Briaud ascribes his success to not only doing the sports and the studies and keeping mindful of priorities, but also to finding people to support him in both pursuits. “My relationships are the most important thing. That’s what got me through the tough times.”
Coached by his father, Texas A&M civil engineering professor Jean-Louis Briaud, Patrick started hitting tennis balls at age five. In high school, he won the state 5A singles championship, took the Junior Davis Cup for Team Texas and was named two-time team MVP. At Cal, he made All-American in 2004 and was ranked as high as sixth nationwide in doubles.

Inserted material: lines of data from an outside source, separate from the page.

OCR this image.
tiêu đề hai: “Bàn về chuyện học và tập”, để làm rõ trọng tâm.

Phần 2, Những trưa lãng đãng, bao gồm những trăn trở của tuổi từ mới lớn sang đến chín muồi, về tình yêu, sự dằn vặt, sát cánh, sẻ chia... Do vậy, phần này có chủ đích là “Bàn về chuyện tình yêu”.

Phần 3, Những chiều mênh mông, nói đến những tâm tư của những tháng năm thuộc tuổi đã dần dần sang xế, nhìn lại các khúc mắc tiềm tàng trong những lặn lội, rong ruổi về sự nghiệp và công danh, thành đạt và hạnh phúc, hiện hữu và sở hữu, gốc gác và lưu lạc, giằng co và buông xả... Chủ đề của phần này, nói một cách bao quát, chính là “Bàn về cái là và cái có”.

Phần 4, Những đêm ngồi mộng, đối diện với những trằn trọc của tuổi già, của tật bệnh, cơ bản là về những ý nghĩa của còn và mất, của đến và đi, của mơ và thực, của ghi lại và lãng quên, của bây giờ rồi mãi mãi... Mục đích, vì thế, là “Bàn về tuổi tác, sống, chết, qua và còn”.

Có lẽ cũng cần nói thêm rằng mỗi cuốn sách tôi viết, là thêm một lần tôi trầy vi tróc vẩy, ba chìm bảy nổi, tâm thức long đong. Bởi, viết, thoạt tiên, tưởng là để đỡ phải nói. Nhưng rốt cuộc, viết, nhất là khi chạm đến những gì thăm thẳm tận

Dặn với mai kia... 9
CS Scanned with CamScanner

Last summer Briaud spent three weeks in Kazakhstan with Athletes in Action, a Christian ministry organization for college athletes. Active in ministry groups since high school, he continues to look for ways to integrate his faith into his life, no matter what activity he pursues. So, if he does go after that medical career, it won’t be in sports medicine or surgery.
“I would do something broad, like general practice or family or emergency medicine, maybe on the international scale,” he says. “I’d like to be able to help people anywhere, and help the most people I can.”